Stratum II (ninth–tenth centuries CE)
Phase 1. Meager remains of a wall and an installation, built on top of the sand, were exposed. A wall (W124; preserved length 1.2 m; Fig. 2), built of medium-sized building stones, was exposed in the middle of Square A. A zir-type jar was uncovered c. 0.2 m north of W124. Jars of this type were used for storage and were usually placed beneath the floors. An elliptical installation (W114; 0.6×0.7 m) was excavated in the northern corner of the square. A channel that conveyed air into the installation was exposed in its eastern end. The poor preservation of the installation made it difficult to determine if it was a tabun or a kiln.
A wall (W127; width 0.5 m) built of medium-sized building stones, was exposed in Square C. A wall segment of fired mud bricks (W128) was exposed in the northwestern section of the square.
Phase 2. A plastered rectangular installation (L120; Fig. 3) was built above the zir jar of Phase I in Square A; it was poorly preserved and may have been used to store liquid.
Fragments of pottery vessels dating to ninth–tenth centuries CE were discovered in this stratum, including bowls (Fig. 4:1–5), a deep bowl (Fig. 4:6), pale green glazed bowls (Fig. 4:7, 8), light green glazed bowls (Fig. 4:10), splash-glaze bowls (Fig. 4:11), kraters (Fig. 4:12–14), jars (Fig. 5:1, 2), filter jugs (Fig. 5:3, 4), jugs (Fig. 5:5–7), jugs with knife-cut decorations (Fig. 5:8, 9), a Mafjar-type jug (Fig. 5:10), a stopper (Fig. 5:11),a goblet (Fig. 5:12) and lamps (Fig. 6:1–3).
Stratum I (tenth–eleventh centuries CE)
The corner of a building, built of medium-sized ashlars (W101, W108) was exposed in the eastern corner of Square A. A robber trench of a wall (L118) was excavated parallel to and west of W108. A plaster floor (L112; Fig. 7) abutted the robber trench. Another wall (W109) was revealed northwest of the robber trench. The wall and floor covered Installation 120 of Stratum II and negated its use.
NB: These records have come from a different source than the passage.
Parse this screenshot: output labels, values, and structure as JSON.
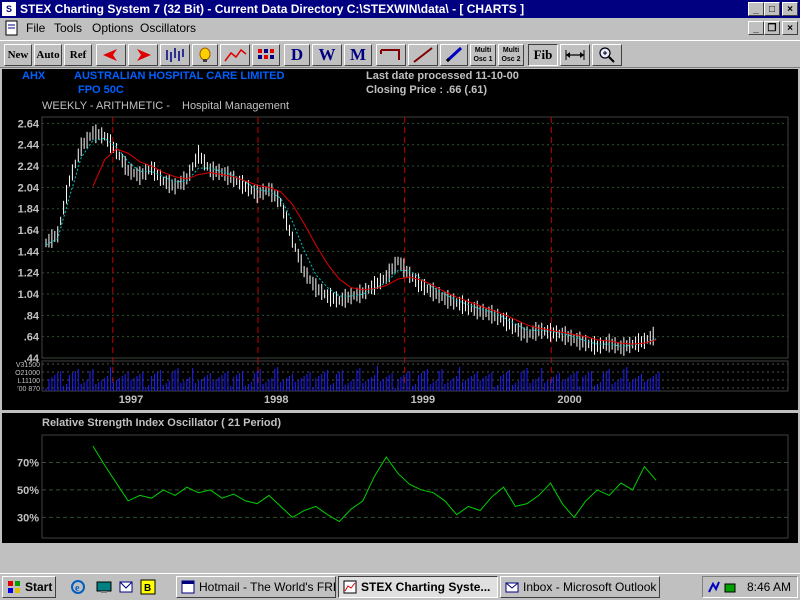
{
  "window": {
    "title": "STEX Charting System 7 (32 Bit)  -  Current Data Directory C:\\STEXWIN\\data\\ - [  CHARTS    ]"
  },
  "menu": [
    "File",
    "Tools",
    "Options",
    "Oscillators"
  ],
  "toolbar": {
    "new": "New",
    "auto": "Auto",
    "ref": "Ref",
    "d": "D",
    "w": "W",
    "m": "M",
    "multi1": "Multi Osc 1",
    "multi2": "Multi Osc 2",
    "fib": "Fib",
    "icons": [
      "left-arrow-icon",
      "right-arrow-icon",
      "bar-chart-icon",
      "lamp-icon",
      "line-chart-icon",
      "grid-icon",
      "bracket-icon",
      "trendline-icon",
      "pencil-icon",
      "expand-icon",
      "zoom-icon"
    ]
  },
  "stock": {
    "code": "AHX",
    "name": "AUSTRALIAN HOSPITAL CARE LIMITED",
    "sub": "FPO 50C",
    "last_date": "Last date processed 11-10-00",
    "closing": "Closing Price : .66  (.61)",
    "mode": "WEEKLY - ARITHMETIC -",
    "sector": "Hospital Management"
  },
  "chart_data": {
    "type": "line",
    "title": "",
    "price_axis": {
      "ticks": [
        "2.64",
        "2.44",
        "2.24",
        "2.04",
        "1.84",
        "1.64",
        "1.44",
        "1.24",
        "1.04",
        ".84",
        ".64",
        ".44"
      ],
      "ylim": [
        0.44,
        2.7
      ]
    },
    "volume_axis": {
      "ticks": [
        "V31500",
        "O21000",
        "L11100",
        "'00  870"
      ]
    },
    "x_axis": {
      "labels": [
        "1997",
        "1998",
        "1999",
        "2000"
      ]
    },
    "series": [
      {
        "color": "#ffffff",
        "x": [
          0,
          4,
          8,
          12,
          16,
          20,
          24,
          28,
          32,
          36,
          40,
          44,
          48,
          52,
          56,
          60,
          64,
          68,
          72,
          76,
          80,
          84,
          88,
          92,
          96,
          100,
          104,
          108,
          112,
          116,
          120,
          124,
          128,
          132,
          136,
          140,
          144,
          148,
          152,
          156,
          160,
          164,
          168,
          172,
          176,
          180,
          184,
          188,
          192,
          196,
          200,
          204,
          208
        ],
        "values": [
          1.52,
          1.6,
          2.1,
          2.42,
          2.55,
          2.52,
          2.38,
          2.2,
          2.15,
          2.22,
          2.1,
          2.05,
          2.12,
          2.35,
          2.2,
          2.18,
          2.12,
          2.05,
          1.98,
          2.02,
          1.9,
          1.55,
          1.25,
          1.1,
          1.02,
          0.98,
          1.02,
          1.05,
          1.12,
          1.2,
          1.35,
          1.22,
          1.12,
          1.06,
          1.0,
          0.96,
          0.92,
          0.88,
          0.85,
          0.8,
          0.72,
          0.66,
          0.7,
          0.68,
          0.66,
          0.62,
          0.58,
          0.55,
          0.58,
          0.54,
          0.57,
          0.6,
          0.66
        ]
      },
      {
        "color": "#00c8c8",
        "x": [
          0,
          4,
          8,
          12,
          16,
          20,
          24,
          28,
          32,
          36,
          40,
          44,
          48,
          52,
          56,
          60,
          64,
          68,
          72,
          76,
          80,
          84,
          88,
          92,
          96,
          100,
          104,
          108,
          112,
          116,
          120,
          124,
          128,
          132,
          136,
          140,
          144,
          148,
          152,
          156,
          160,
          164,
          168,
          172,
          176,
          180,
          184,
          188,
          192,
          196,
          200,
          204,
          208
        ],
        "values": [
          1.5,
          1.56,
          1.95,
          2.32,
          2.48,
          2.5,
          2.42,
          2.28,
          2.19,
          2.19,
          2.14,
          2.09,
          2.1,
          2.22,
          2.22,
          2.19,
          2.15,
          2.09,
          2.02,
          2.0,
          1.94,
          1.72,
          1.45,
          1.22,
          1.1,
          1.02,
          1.02,
          1.04,
          1.09,
          1.15,
          1.26,
          1.26,
          1.18,
          1.1,
          1.04,
          0.98,
          0.94,
          0.9,
          0.87,
          0.82,
          0.76,
          0.7,
          0.7,
          0.69,
          0.67,
          0.64,
          0.6,
          0.57,
          0.57,
          0.55,
          0.56,
          0.58,
          0.62
        ]
      },
      {
        "color": "#e00000",
        "x": [
          16,
          20,
          24,
          28,
          32,
          36,
          40,
          44,
          48,
          52,
          56,
          60,
          64,
          68,
          72,
          76,
          80,
          84,
          88,
          92,
          96,
          100,
          104,
          108,
          112,
          116,
          120,
          124,
          128,
          132,
          136,
          140,
          144,
          148,
          152,
          156,
          160,
          164,
          168,
          172,
          176,
          180,
          184,
          188,
          192,
          196,
          200,
          204,
          208
        ],
        "values": [
          2.05,
          2.3,
          2.4,
          2.36,
          2.28,
          2.24,
          2.18,
          2.14,
          2.12,
          2.16,
          2.18,
          2.16,
          2.14,
          2.1,
          2.06,
          2.04,
          2.0,
          1.88,
          1.7,
          1.5,
          1.32,
          1.18,
          1.1,
          1.08,
          1.09,
          1.12,
          1.18,
          1.2,
          1.17,
          1.12,
          1.06,
          1.01,
          0.97,
          0.93,
          0.89,
          0.85,
          0.8,
          0.75,
          0.72,
          0.7,
          0.68,
          0.66,
          0.64,
          0.61,
          0.6,
          0.58,
          0.57,
          0.58,
          0.61
        ]
      }
    ],
    "xlim": [
      0,
      210
    ],
    "rsi": {
      "title": "Relative Strength Index Oscillator ( 21 Period)",
      "ticks": [
        "70%",
        "50%",
        "30%"
      ],
      "ylim": [
        15,
        90
      ],
      "x": [
        16,
        20,
        24,
        28,
        32,
        36,
        40,
        44,
        48,
        52,
        56,
        60,
        64,
        68,
        72,
        76,
        80,
        84,
        88,
        92,
        96,
        100,
        104,
        108,
        112,
        116,
        120,
        124,
        128,
        132,
        136,
        140,
        144,
        148,
        152,
        156,
        160,
        164,
        168,
        172,
        176,
        180,
        184,
        188,
        192,
        196,
        200,
        204,
        208
      ],
      "values": [
        82,
        68,
        55,
        42,
        46,
        44,
        50,
        46,
        52,
        48,
        50,
        44,
        47,
        42,
        40,
        46,
        38,
        30,
        35,
        38,
        32,
        27,
        36,
        42,
        60,
        74,
        62,
        54,
        50,
        48,
        42,
        32,
        38,
        35,
        45,
        52,
        38,
        40,
        46,
        55,
        40,
        30,
        42,
        50,
        46,
        55,
        50,
        67,
        57
      ]
    }
  },
  "taskbar": {
    "start": "Start",
    "tasks": [
      "Hotmail - The World's FRE...",
      "STEX Charting Syste...",
      "Inbox - Microsoft Outlook"
    ],
    "clock": "8:46 AM"
  }
}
Remains of a wall (W102; Fig. 8) whose northern section was robbed were exposed in Square B (L116; Fig. 9). Wall 106 abutted W102 from the east. Another wall (W129) was built just west of W102 and its northern part was robbed. A thick plaster floor (L105) abutted Walls 102 and 106. Wall 106 was the southern side of a cistern (L111) that was covered with a barrel-vault ceiling, which had mostly collapsed (Fig. 10). The sides of the cistern and its bottom were built of fieldstones bonded with white cement and coated with pink plaster applied to a base of potsherds. Two tawabin (ovens) were exposed west of W102.
A wall (W127), adjoined by a plaster floor (L121), was exposed in Square C.
The floor was set on hamra fill (L122), overlaying sterile sand. A tabun (L123) was exposed on the floor near the northwestern section of the square.
Fragments of pottery vessels dating to the tenth–eleventh centuries CE were discovered in this stratum; including a bowl adorned with a sgrafitto decoration and glazed yellow on a white slip (Fig. 4:9) and a fragment of a zoomorphic vessel (Fig. 6:4), dating to the eleventh century CE.  
The remains of one or more dwellings, a cistern and tawabin were exposed in the excavation. Some of the walls were robbed. The excavation finds indicate that construction began in the Abbasid period (ninth–tenth centuries CE) and the building was used continuously until the Fatimid period (tenth–eleventh centuries CE). During this time changes were made to the structure. The ceramic finds are characteristic of residential dwellings and domestic use. The excavation provides new information regarding the boundaries of the city of Ramla in the tenth–eleventh centuries CE.